Voilà. Ceci étant dit. Les activités ne manquent pas pour agrémenter notre horaire, dans une atmosphère carnavalesque et de fête. La mascarade du samedi soir étant le point culminant pour beaucoup de cosplayeurs venus expressément exhiber leurs créations. Ce moment est même central à Otakuthon, la salle est comble (entre 2500 et 2600 personnes, selon les organisateurs), et met beaucoup l’accent sur la créativité. Sur scène, on peut voir défiler les personnages d’Assassin’s Creed, de Princess Mononoke, de Mario Bros, de Black Butler – une dame qui semblait âgée s’est présentée sous les traits de Madam Red – et d’autres personnages tirés d’animes, de jeux vidéo et de manga fantaisistes comme Final Fantasy et Lineage II. Dans l’attente de l’ouverture, les participants avaient droit à des quizz/trivia sur deux écrans géants et un karaoké sur lequel plusieurs chantaient et dansaient. La mascarade est un concours amateur lors duquel 82 personnes ont défilé sur scène sous les regards des juges, dont le Consul du Japon, et les deux cosplayeuses invitées, Nadia SK et Riddle.

En plus de leurs ateliers et panels très intéressants qui étaient donnés le samedi, Nadia SK et Riddle ont participé à une séance Q&A avec le public lors duquel ils ont partagé leurs visions de leur pratique.

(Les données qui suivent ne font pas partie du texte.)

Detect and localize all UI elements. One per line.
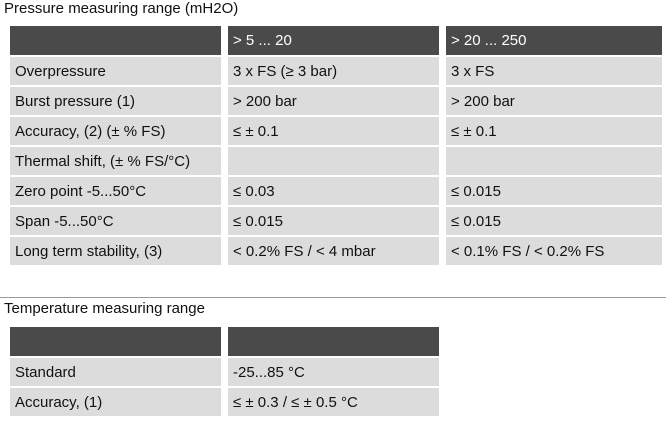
header-cell [10,26,221,55]
value-cell: < 0.1% FS / < 0.2% FS [446,237,662,265]
value-cell: > 200 bar [446,87,662,115]
header-cell: > 20 ... 250 [446,26,662,55]
value-cell: 3 x FS [446,57,662,85]
row-label: Burst pressure (1) [10,87,221,115]
value-cell: < 0.2% FS / < 4 mbar [228,237,439,265]
value-cell: ≤ 0.015 [446,177,662,205]
row-label: Span -5...50°C [10,207,221,235]
row-label: Zero point -5...50°C [10,177,221,205]
row-label: Accuracy, (1) [10,388,221,416]
row-label: Accuracy, (2) (± % FS) [10,117,221,145]
value-cell: ≤ 0.015 [228,207,439,235]
value-cell: 3 x FS (≥ 3 bar) [228,57,439,85]
row-label: Overpressure [10,57,221,85]
section-title: Temperature measuring range [4,300,205,317]
value-cell: > 200 bar [228,87,439,115]
value-cell: -25...85 °C [228,358,439,386]
value-cell: ≤ ± 0.3 / ≤ ± 0.5 °C [228,388,439,416]
row-label: Thermal shift, (± % FS/°C) [10,147,221,175]
value-cell: ≤ ± 0.1 [228,117,439,145]
value-cell [228,147,439,175]
row-label: Long term stability, (3) [10,237,221,265]
header-cell [10,327,221,356]
value-cell [446,147,662,175]
value-cell: ≤ 0.03 [228,177,439,205]
value-cell: ≤ 0.015 [446,207,662,235]
value-cell: ≤ ± 0.1 [446,117,662,145]
header-cell [228,327,439,356]
header-cell: > 5 ... 20 [228,26,439,55]
row-label: Standard [10,358,221,386]
section-title: Pressure measuring range (mH2O) [4,0,239,17]
separator [0,297,666,298]
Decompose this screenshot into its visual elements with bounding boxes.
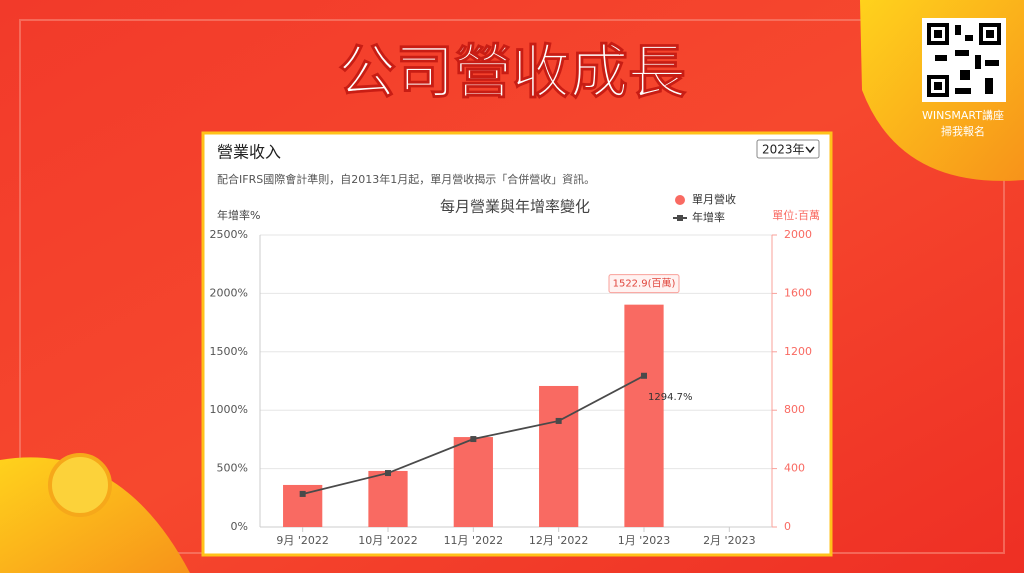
value-label-box	[608, 274, 680, 294]
bar	[624, 304, 664, 527]
line-point	[641, 372, 647, 379]
value-label: 1522.9(百萬)	[613, 277, 676, 290]
line-point	[555, 417, 562, 424]
qr-code	[922, 18, 1006, 102]
y2-tick-label: 400	[784, 462, 805, 475]
x-tick-label: 12月 '2022	[529, 534, 589, 547]
x-tick-label: 2月 '2023	[703, 534, 756, 547]
y2-tick-label: 2000	[784, 228, 812, 241]
y-tick-label: 0%	[231, 520, 248, 533]
y-tick-label: 2000%	[210, 286, 248, 299]
x-tick-label: 9月 '2022	[276, 534, 329, 547]
select-arrow	[805, 146, 815, 154]
x-tick-label: 11月 '2022	[444, 534, 504, 547]
y-tick-label: 2500%	[210, 228, 248, 241]
corner-decor	[0, 457, 190, 573]
line-point	[299, 490, 306, 497]
panel	[201, 131, 833, 557]
y-tick-label: 1000%	[210, 403, 248, 416]
qr-caption: 掃我報名	[941, 124, 985, 138]
legend-label: 單月營收	[692, 192, 736, 206]
y-tick-label: 1500%	[210, 345, 248, 358]
y-axis-title: 年增率%	[217, 208, 260, 222]
y2-tick-label: 1600	[784, 286, 812, 299]
line-point	[470, 436, 477, 443]
x-tick-label: 10月 '2022	[358, 534, 418, 547]
legend-marker	[675, 195, 685, 205]
y2-tick-label: 0	[784, 520, 791, 533]
banner-title: 公司營收成長	[338, 38, 687, 106]
x-tick-label: 1月 '2023	[618, 534, 671, 547]
legend-marker	[677, 215, 683, 221]
chart-title: 每月營業與年增率變化	[440, 198, 590, 216]
coin	[48, 453, 112, 517]
year-select-text[interactable]: 2023年	[762, 143, 805, 157]
y2-tick-label: 800	[784, 403, 805, 416]
bar	[539, 385, 579, 527]
value-label: 1294.7%	[648, 392, 693, 403]
bar	[368, 470, 408, 527]
legend-label: 年增率	[692, 210, 725, 224]
y-tick-label: 500%	[217, 462, 248, 475]
panel-title: 營業收入	[217, 143, 281, 162]
y2-tick-label: 1200	[784, 345, 812, 358]
panel-note: 配合IFRS國際會計準則，自2013年1月起，單月營收揭示「合併營收」資訊。	[217, 172, 595, 186]
year-select[interactable]	[756, 139, 820, 159]
y2-axis-title: 單位:百萬	[772, 208, 820, 222]
bar	[453, 437, 493, 527]
line-point	[385, 470, 391, 477]
qr-caption: WINSMART講座	[922, 108, 1004, 122]
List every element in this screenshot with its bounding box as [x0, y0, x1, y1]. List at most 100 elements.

Elles expliquent que les conventions n’ont pas toujours fait appel à des cosplayers comme invités d’honneur. En effet, c’est plutôt récent, et Otakuthon est l’une des rares conventions à le faire. L’un des attraits de la culture des fans réside justement dans cette pratique de réappropriation culturelle, ou de braconnage à la de Certeau, autorisant les individus à utiliser des éléments d’un plus large sandbox afin de créer et proposer en retour leur propre vision de personnages déjà existants. Beaucoup de fans acquièrent de cette manière des abilités artistiques par ce processus, des compétences qu’il réinvestiront, pour certains, dans le cadre d’un futur travail dans l’industrie du film, de la télévision ou de la mode. Nadia SK est par ailleurs conceptrice de mode, et Riddle a déjà travaillé sur quelques films comme consultante.

IMG_0098

Nadia SK et Riddle

Selon elles, il existe encore un certain préjugé envers ceux et celles qui pratiquent le cosplay, comme si, tel qu’expliqué par Nadia, il s’agissait d’un fétichisme. Mais la pratique est, selon Riddle, de plus en plus acceptée et mainstream. Selon elle, la série Heroes of Cosplay diffusée sur Space au Canada les mardis soir, contribue à faire connaître et rendre le cosplay plus grand public. Les questions des participants ont ensuite porté sur des détails techniques : où elles achètent leurs perruques, leurs tissus, etc. Pour la question sur les tissus, Riddle explique jusqu’où elle va pour faire sa sélection de matériel. Pour le costume de Blanche-Neige, qu’elle portait cette journée-là, elle se posera d’abord la question à savoir s’il y aura des enfants. Et si oui, ils se colleront forcément sur elle pour prendre des photos. Donc, elle se demandera quel tissu serait le plus agréable au visage pour eux, le plus confortable. Elle portera également une attention particulière à la propriété du tissu de réfléchir la lumière, etc. Malheureusement, la salle n’était pas aussi pleine que celle du Q&A avec les voice-actors, des « vraies vedettes » (sic !) exubérantes démontrant un sens de la réparti qui plaisait à la salle.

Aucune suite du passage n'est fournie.